Wednesday, August 15, 2012
U.S. stocks finished for the 8th straight session in a very narrow range, this time reversing yesterday's slight losses. The S&P 500 added 0.1% while the NASDAQ gained 0.5%. Volume remained extremely light as many key players are away for vacation. On Wednesday, the number of shares changing hands on the New York Stock Exchange totaled just 2.6 billion, compared to an average of 4 billion on an average day.
- Homebuilder confidence rose in August to a five-year high, according to the National Association of Home Builders/Wells Fargo sentiment index. The index rose to 37 from 35 in July. That is still well below 50, the dividing line between positive and negative sentiment about the housing market.
- Consumer prices were unchanged in July from June, the Labor Department said. A small drop in energy costs offset slightly higher food prices.
- Industrial production, which includes output at factories, mines and utilities, as up 0.6% in July from June, the fourth straight increase. Factory output rose 0.5% in July. It was the second straight monthly increase. The gain was driven by a 3.3% jump in output of motor vehicles and parts, this was due to automarkers mostly skipping their normal summer shutdowns.

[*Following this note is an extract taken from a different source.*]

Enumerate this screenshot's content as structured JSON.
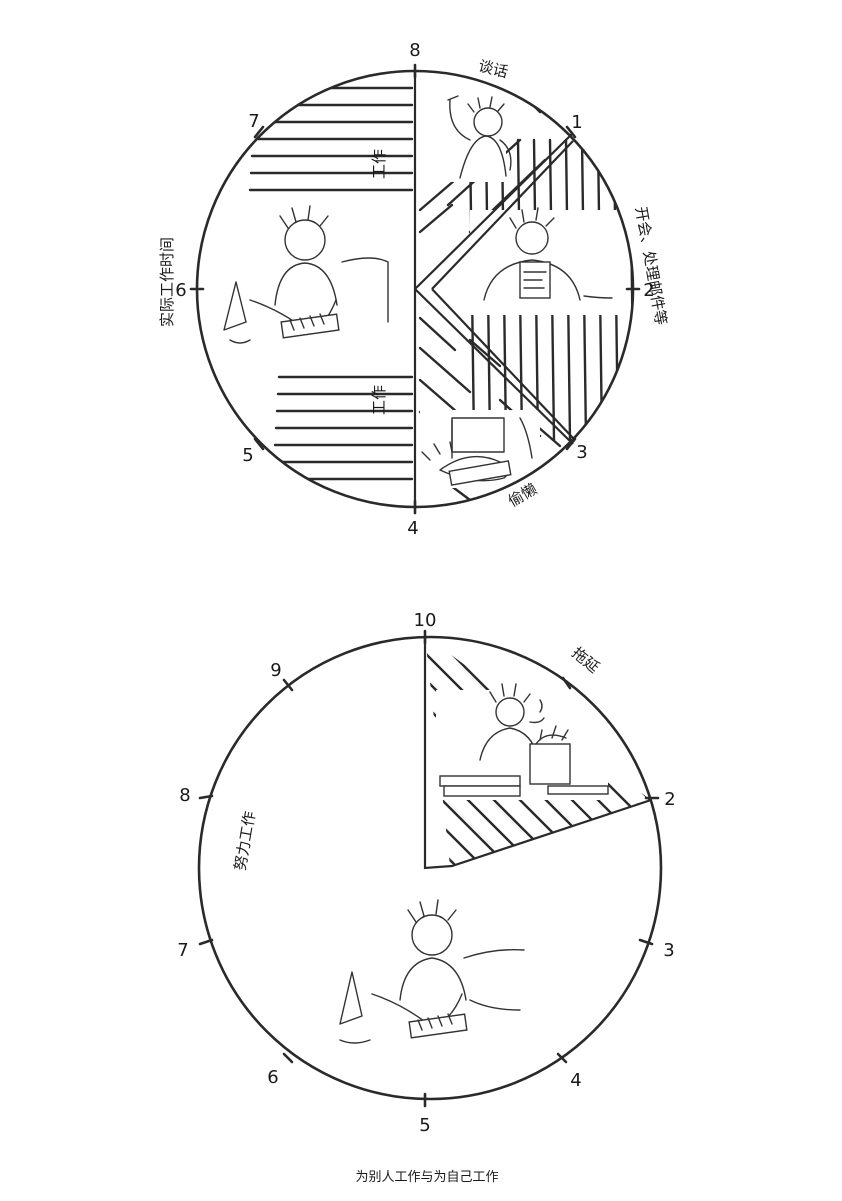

Crude oil gained 1.0% to $94.33, gold added 0.26% to $1606.60, while silver added 0.18% to $27.81.
The British FTSE 100 fell 0.5%, the German DAX dropped 0.4%, while the CAC-40 fell 0.03%.
- Unemployment in the United Kingdom dropped to 8% in the three months through June, possibly due to a spate of hiring associated with the Olympic Games. The Office for National Statistics revealed that 46,000 fewer people were unemployed from the previous three month period, contributing to the fall in the overall rate from 8.2%.
The Japanese Nikkei fell 0.05%, while the Shanghai index dropped 1.1%.